1wco is a 2 chain structure with sequence from Lactococcus lactis and Monarthropalpus flavus. This structure supersedes the now removed PDB entry 1uzt. Full experimental information is available from OCA.
Related: 1aj1, 1mqx, 1mqy, 1mqz, 1qow, 1w9n, 2dde, 2ktn, 2kto
Activity: Glucokinase, with EC number 2.7.1.2

Publication Abstract from PubMed

The emerging antibiotics-resistance problem has underlined the urgent need for novel antimicrobial agents. Lantibiotics (lanthionine-containing antibiotics) are promising candidates to alleviate this problem. Nisin, a member of this family, has a unique pore-forming activity against bacteria. It binds to lipid II, the essential precursor of cell wall synthesis. As a result, the membrane permeabilization activity of nisin is increased by three orders of magnitude.

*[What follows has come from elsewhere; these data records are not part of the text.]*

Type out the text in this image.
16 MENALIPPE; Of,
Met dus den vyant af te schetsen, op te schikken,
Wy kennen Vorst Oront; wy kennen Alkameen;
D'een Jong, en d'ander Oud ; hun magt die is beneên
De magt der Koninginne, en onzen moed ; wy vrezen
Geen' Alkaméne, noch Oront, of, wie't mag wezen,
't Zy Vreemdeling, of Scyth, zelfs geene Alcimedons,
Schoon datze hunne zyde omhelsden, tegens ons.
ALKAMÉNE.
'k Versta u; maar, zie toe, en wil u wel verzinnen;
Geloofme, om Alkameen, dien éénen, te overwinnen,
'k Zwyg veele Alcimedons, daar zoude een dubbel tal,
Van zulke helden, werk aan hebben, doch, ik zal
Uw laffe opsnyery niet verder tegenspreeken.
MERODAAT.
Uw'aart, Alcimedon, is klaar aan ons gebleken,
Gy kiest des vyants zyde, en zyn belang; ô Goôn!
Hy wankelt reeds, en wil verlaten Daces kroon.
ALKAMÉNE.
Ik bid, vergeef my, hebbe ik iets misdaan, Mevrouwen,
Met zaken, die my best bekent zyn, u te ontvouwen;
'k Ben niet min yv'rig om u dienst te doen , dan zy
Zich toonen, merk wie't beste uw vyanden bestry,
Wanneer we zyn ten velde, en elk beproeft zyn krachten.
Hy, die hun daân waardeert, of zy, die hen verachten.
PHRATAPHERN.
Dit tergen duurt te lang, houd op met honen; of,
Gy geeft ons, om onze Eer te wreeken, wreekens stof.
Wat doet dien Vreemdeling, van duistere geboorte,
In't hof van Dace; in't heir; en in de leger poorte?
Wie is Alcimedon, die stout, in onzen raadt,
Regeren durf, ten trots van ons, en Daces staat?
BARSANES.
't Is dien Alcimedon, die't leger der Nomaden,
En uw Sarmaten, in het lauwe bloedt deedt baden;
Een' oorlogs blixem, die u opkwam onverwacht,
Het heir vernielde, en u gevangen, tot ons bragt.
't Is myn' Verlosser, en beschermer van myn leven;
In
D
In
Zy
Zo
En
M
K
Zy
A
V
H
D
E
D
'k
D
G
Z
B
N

Here we report the solution structure of the complex of nisin and lipid II. The structure shows a novel lipid II-binding motif in which the pyrophosphate moiety of lipid II is primarily coordinated by the N-terminal backbone amides of nisin via intermolecular hydrogen bonds. This cage structure provides a rationale for the conservation of the lanthionine rings among several lipid II-binding lantibiotics. The structure of the pyrophosphate cage offers a template for structure-based design of novel antibiotics.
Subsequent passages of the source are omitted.